INCREASING PRESENCE..
‘There is an unseen presence we honour that gives gifts’ (Rumi)
The structure is quite rapidly transforming, generating itself into an iridescent communal poem. The diversity of text is revealing itself – from the simple and banal to the obscure and profound…
People came in waves today – large groups of arts students in the morning who immediately took to participating and were so at ease talking to us about the piece and what it brought up for them . Men whose wives went off gift shopping while they sat and participated and who found a retreat within the blue voile walls. Makers from surrounding stands taking a break to reflect, chat and read the walls which are writing themselves into existence.
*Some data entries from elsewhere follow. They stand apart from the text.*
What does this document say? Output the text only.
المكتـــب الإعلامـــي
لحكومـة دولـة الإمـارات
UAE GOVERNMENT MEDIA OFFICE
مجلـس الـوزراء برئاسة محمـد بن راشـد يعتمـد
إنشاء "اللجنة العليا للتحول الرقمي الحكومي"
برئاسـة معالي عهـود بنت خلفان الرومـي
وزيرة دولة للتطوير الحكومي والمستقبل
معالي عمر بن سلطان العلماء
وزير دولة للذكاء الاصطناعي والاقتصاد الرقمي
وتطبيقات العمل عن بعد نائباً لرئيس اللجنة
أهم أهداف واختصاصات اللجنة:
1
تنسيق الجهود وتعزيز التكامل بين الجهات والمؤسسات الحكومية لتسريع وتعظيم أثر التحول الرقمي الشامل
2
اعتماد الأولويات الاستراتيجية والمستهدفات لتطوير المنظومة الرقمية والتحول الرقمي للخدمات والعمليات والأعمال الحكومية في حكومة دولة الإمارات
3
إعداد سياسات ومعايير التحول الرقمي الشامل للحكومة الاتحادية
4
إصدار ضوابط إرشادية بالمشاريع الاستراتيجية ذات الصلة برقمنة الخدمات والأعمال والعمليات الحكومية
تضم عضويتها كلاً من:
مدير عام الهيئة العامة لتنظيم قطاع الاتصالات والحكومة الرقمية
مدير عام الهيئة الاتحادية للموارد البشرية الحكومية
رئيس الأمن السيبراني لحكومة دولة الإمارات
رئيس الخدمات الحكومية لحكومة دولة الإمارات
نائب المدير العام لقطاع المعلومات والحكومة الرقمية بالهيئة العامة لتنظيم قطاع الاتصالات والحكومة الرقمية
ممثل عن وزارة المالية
Children squealing with delight at the white pens that write like snow on blue ribbon and the see- through nature of the walls through which they can play hide and seek…
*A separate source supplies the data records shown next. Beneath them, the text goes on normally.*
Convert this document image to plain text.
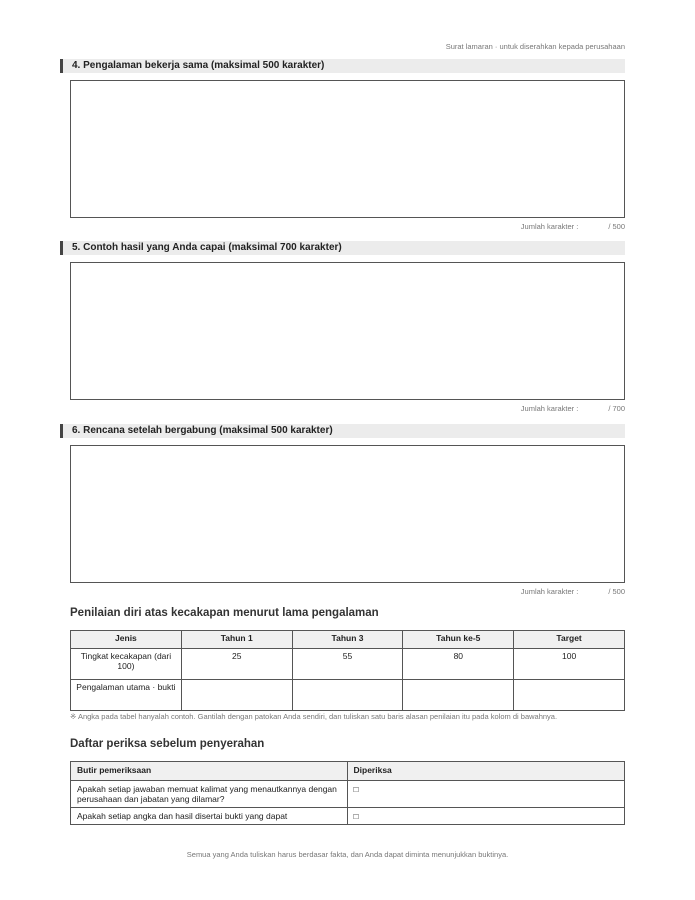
Surat lamaran · untuk diserahkan kepada perusahaan
4. Pengalaman bekerja sama (maksimal 500 karakter)
Jumlah karakter :	/ 500
5. Contoh hasil yang Anda capai (maksimal 700 karakter)
Jumlah karakter :	/ 700
6. Rencana setelah bergabung (maksimal 500 karakter)
Jumlah karakter :	/ 500
Penilaian diri atas kecakapan menurut lama pengalaman
Jenis	Tahun 1	Tahun 3	Tahun ke-5	Target
Tingkat kecakapan (dari 100)	25	55	80	100
Pengalaman utama · bukti				
※ Angka pada tabel hanyalah contoh. Gantilah dengan patokan Anda sendiri, dan tuliskan satu baris alasan penilaian itu pada kolom di bawahnya.
Daftar periksa sebelum penyerahan
Butir pemeriksaan	Diperiksa
Apakah setiap jawaban memuat kalimat yang menautkannya dengan perusahaan dan jabatan yang dilamar?	□
Apakah setiap angka dan hasil disertai bukti yang dapat	□
Semua yang Anda tuliskan harus berdasar fakta, dan Anda dapat diminta menunjukkan buktinya.
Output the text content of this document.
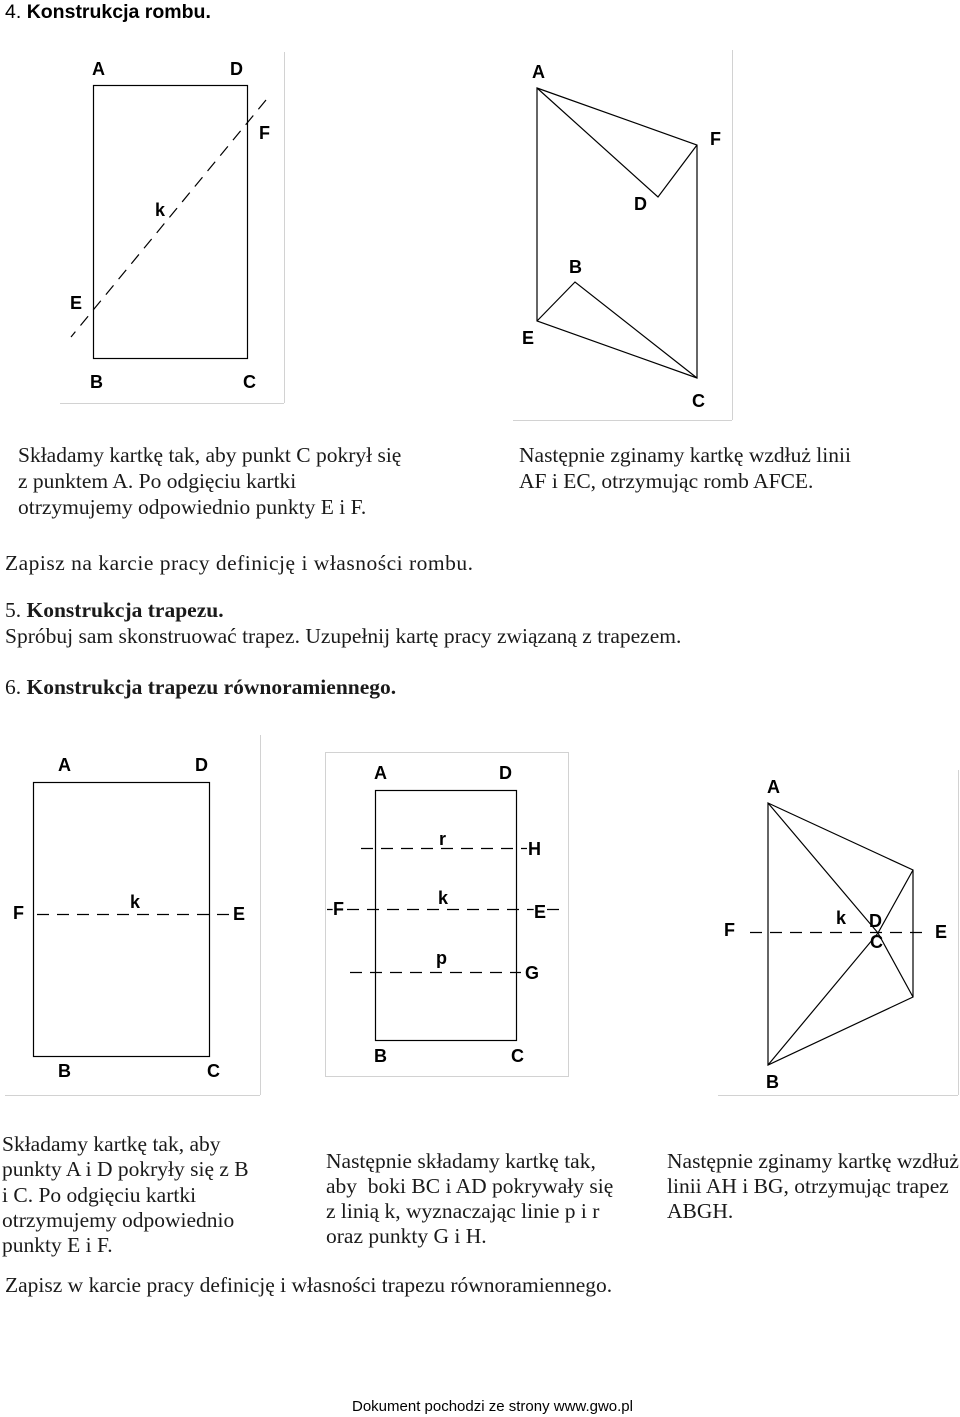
4. Konstrukcja rombu.
A	D
F
k
E
B	C
A
F
D
B
E
C
A	D
F
k
E
B	C
A	D
r	H
F
k
E
p
G
B	C
A
F
k D
C	E
B
Składamy kartkę tak, aby punkt C pokrył się
z punktem A. Po odgięciu kartki
otrzymujemy odpowiednio punkty E i F.
Następnie zginamy kartkę wzdłuż linii
AF i EC, otrzymując romb AFCE.
Zapisz na karcie pracy definicję i własności rombu.
5. Konstrukcja trapezu.
Spróbuj sam skonstruować trapez. Uzupełnij kartę pracy związaną z trapezem.
6. Konstrukcja trapezu równoramiennego.
Składamy kartkę tak, aby
punkty A i D pokryły się z B
i C. Po odgięciu kartki
otrzymujemy odpowiednio
punkty E i F.
Następnie składamy kartkę tak,
aby  boki BC i AD pokrywały się
z linią k, wyznaczając linie p i r
oraz punkty G i H.
Następnie zginamy kartkę wzdłuż
linii AH i BG, otrzymując trapez
ABGH.
Zapisz w karcie pracy definicję i własności trapezu równoramiennego.
Dokument pochodzi ze strony www.gwo.pl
I experienced a constant charge of social interaction with all kinds of people and realised this is my favourite medium – the energies of the public engaging with the work. I love the unpredictability of how people will react to and engage with it. We have a very tuned-in team of volunteers, individuals who really get what the work is about and intuitively engage with the public as and when needed. They are from textiles, arts, anthropology and writing backgrounds – all areas this piece references.
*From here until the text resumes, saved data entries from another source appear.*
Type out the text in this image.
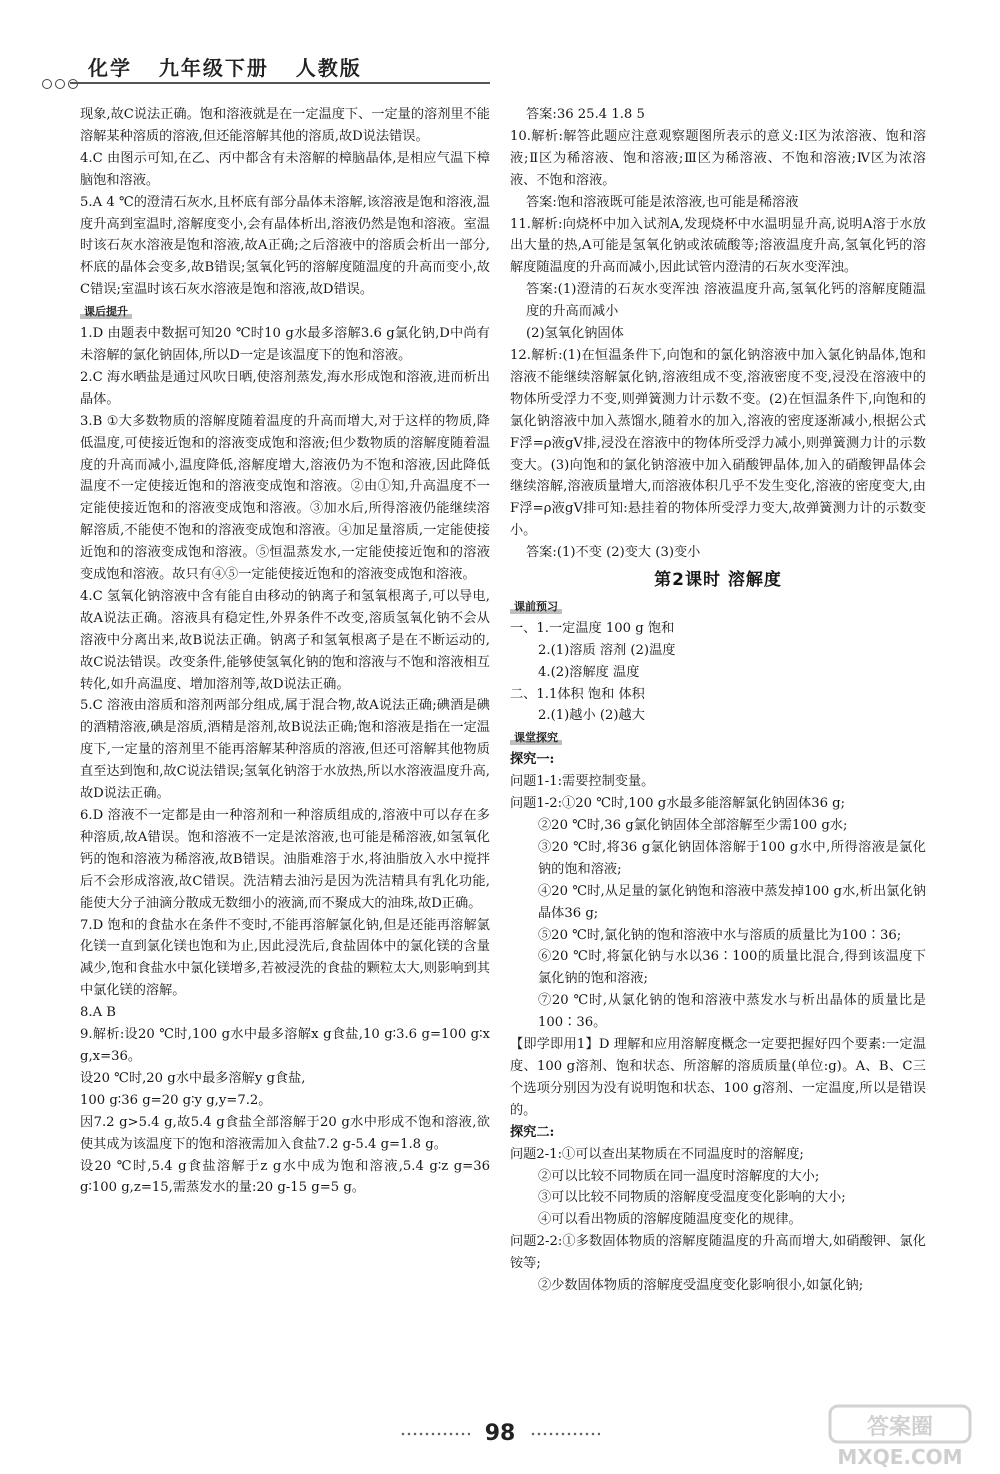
化学   九年级下册   人教版
现象,故C说法正确。饱和溶液就是在一定温度下、一定量的溶剂里不能溶解某种溶质的溶液,但还能溶解其他的溶质,故D说法错误。
4.C 由图示可知,在乙、丙中都含有未溶解的樟脑晶体,是相应气温下樟脑饱和溶液。
5.A 4 ℃的澄清石灰水,且杯底有部分晶体未溶解,该溶液是饱和溶液,温度升高到室温时,溶解度变小,会有晶体析出,溶液仍然是饱和溶液。室温时该石灰水溶液是饱和溶液,故A正确;之后溶液中的溶质会析出一部分,杯底的晶体会变多,故B错误;氢氧化钙的溶解度随温度的升高而变小,故C错误;室温时该石灰水溶液是饱和溶液,故D错误。
课后提升
1.D 由题表中数据可知20 ℃时10 g水最多溶解3.6 g氯化钠,D中尚有未溶解的氯化钠固体,所以D一定是该温度下的饱和溶液。
2.C 海水晒盐是通过风吹日晒,使溶剂蒸发,海水形成饱和溶液,进而析出晶体。
3.B ①大多数物质的溶解度随着温度的升高而增大,对于这样的物质,降低温度,可使接近饱和的溶液变成饱和溶液;但少数物质的溶解度随着温度的升高而减小,温度降低,溶解度增大,溶液仍为不饱和溶液,因此降低温度不一定使接近饱和的溶液变成饱和溶液。②由①知,升高温度不一定能使接近饱和的溶液变成饱和溶液。③加水后,所得溶液仍能继续溶解溶质,不能使不饱和的溶液变成饱和溶液。④加足量溶质,一定能使接近饱和的溶液变成饱和溶液。⑤恒温蒸发水,一定能使接近饱和的溶液变成饱和溶液。故只有④⑤一定能使接近饱和的溶液变成饱和溶液。
4.C 氢氧化钠溶液中含有能自由移动的钠离子和氢氧根离子,可以导电,故A说法正确。溶液具有稳定性,外界条件不改变,溶质氢氧化钠不会从溶液中分离出来,故B说法正确。钠离子和氢氧根离子是在不断运动的,故C说法错误。改变条件,能够使氢氧化钠的饱和溶液与不饱和溶液相互转化,如升高温度、增加溶剂等,故D说法正确。
5.C 溶液由溶质和溶剂两部分组成,属于混合物,故A说法正确;碘酒是碘的酒精溶液,碘是溶质,酒精是溶剂,故B说法正确;饱和溶液是指在一定温度下,一定量的溶剂里不能再溶解某种溶质的溶液,但还可溶解其他物质直至达到饱和,故C说法错误;氢氧化钠溶于水放热,所以水溶液温度升高,故D说法正确。
6.D 溶液不一定都是由一种溶剂和一种溶质组成的,溶液中可以存在多种溶质,故A错误。饱和溶液不一定是浓溶液,也可能是稀溶液,如氢氧化钙的饱和溶液为稀溶液,故B错误。油脂难溶于水,将油脂放入水中搅拌后不会形成溶液,故C错误。洗洁精去油污是因为洗洁精具有乳化功能,能使大分子油滴分散成无数细小的液滴,而不聚成大的油珠,故D正确。
7.D 饱和的食盐水在条件不变时,不能再溶解氯化钠,但是还能再溶解氯化镁一直到氯化镁也饱和为止,因此浸洗后,食盐固体中的氯化镁的含量减少,饱和食盐水中氯化镁增多,若被浸洗的食盐的颗粒太大,则影响到其中氯化镁的溶解。
8.A B
9.解析:设20 ℃时,100 g水中最多溶解x g食盐,10 g∶3.6 g=100 g∶x g,x=36。
设20 ℃时,20 g水中最多溶解y g食盐,
100 g∶36 g=20 g∶y g,y=7.2。
因7.2 g>5.4 g,故5.4 g食盐全部溶解于20 g水中形成不饱和溶液,欲使其成为该温度下的饱和溶液需加入食盐7.2 g-5.4 g=1.8 g。
设20 ℃时,5.4 g食盐溶解于z g水中成为饱和溶液,5.4 g∶z g=36 g∶100 g,z=15,需蒸发水的量:20 g-15 g=5 g。
答案:36 25.4 1.8 5
10.解析:解答此题应注意观察题图所表示的意义:Ⅰ区为浓溶液、饱和溶液;Ⅱ区为稀溶液、饱和溶液;Ⅲ区为稀溶液、不饱和溶液;Ⅳ区为浓溶液、不饱和溶液。
答案:饱和溶液既可能是浓溶液,也可能是稀溶液
11.解析:向烧杯中加入试剂A,发现烧杯中水温明显升高,说明A溶于水放出大量的热,A可能是氢氧化钠或浓硫酸等;溶液温度升高,氢氧化钙的溶解度随温度的升高而减小,因此试管内澄清的石灰水变浑浊。
答案:(1)澄清的石灰水变浑浊 溶液温度升高,氢氧化钙的溶解度随温度的升高而减小
(2)氢氧化钠固体
12.解析:(1)在恒温条件下,向饱和的氯化钠溶液中加入氯化钠晶体,饱和溶液不能继续溶解氯化钠,溶液组成不变,溶液密度不变,浸没在溶液中的物体所受浮力不变,则弹簧测力计示数不变。(2)在恒温条件下,向饱和的氯化钠溶液中加入蒸馏水,随着水的加入,溶液的密度逐渐减小,根据公式F浮=ρ液gV排,浸没在溶液中的物体所受浮力减小,则弹簧测力计的示数变大。(3)向饱和的氯化钠溶液中加入硝酸钾晶体,加入的硝酸钾晶体会继续溶解,溶液质量增大,而溶液体积几乎不发生变化,溶液的密度变大,由F浮=ρ液gV排可知:悬挂着的物体所受浮力变大,故弹簧测力计的示数变小。
答案:(1)不变 (2)变大 (3)变小
第2课时 溶解度
课前预习
一、1.一定温度 100 g 饱和
2.(1)溶质 溶剂 (2)温度
4.(2)溶解度 温度
二、1.1体积 饱和 体积
2.(1)越小 (2)越大
课堂探究
探究一:
问题1-1:需要控制变量。
问题1-2:①20 ℃时,100 g水最多能溶解氯化钠固体36 g;
②20 ℃时,36 g氯化钠固体全部溶解至少需100 g水;
③20 ℃时,将36 g氯化钠固体溶解于100 g水中,所得溶液是氯化钠的饱和溶液;
④20 ℃时,从足量的氯化钠饱和溶液中蒸发掉100 g水,析出氯化钠晶体36 g;
⑤20 ℃时,氯化钠的饱和溶液中水与溶质的质量比为100∶36;
⑥20 ℃时,将氯化钠与水以36∶100的质量比混合,得到该温度下氯化钠的饱和溶液;
⑦20 ℃时,从氯化钠的饱和溶液中蒸发水与析出晶体的质量比是100∶36。
【即学即用1】D 理解和应用溶解度概念一定要把握好四个要素:一定温度、100 g溶剂、饱和状态、所溶解的溶质质量(单位:g)。A、B、C三个选项分别因为没有说明饱和状态、100 g溶剂、一定温度,所以是错误的。
探究二:
问题2-1:①可以查出某物质在不同温度时的溶解度;
②可以比较不同物质在同一温度时溶解度的大小;
③可以比较不同物质的溶解度受温度变化影响的大小;
④可以看出物质的溶解度随温度变化的规律。
问题2-2:①多数固体物质的溶解度随温度的升高而增大,如硝酸钾、氯化铵等;
②少数固体物质的溶解度受温度变化影响很小,如氯化钠;
98	答案圈
MXQE.COM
My gift today was a visit from Stevie Bezencenet who was the MA Media Arts Course leader and my supervisor at Westminster 7 years ago. It was a real treat to sit and talk with her and catch up on our lives, and I realised that it was with her help that I let go of working exclusively with digital media and made the transition into installation work. She was the one who pointed me in the direction of the ‘sublime’ and the ‘poetics of space’. Crafting Space is in fact the first project where I have not used technology at all (apart from this blog!) since 1994. And I am not missing it, because in fact the intensity of the interaction satisfies me as much as any piece of digitally networked art has done. I am enjoying this cross-breed of the handmade, the conceptual and the person-to-person interaction that can only come from having a constant mass of public brought to the work through a Fair like this. And my collaboration with Willow on the structure feels like 'a perfect symbiosis of our two mediums, one could not have existed without the other' (as she expressed it yesterday).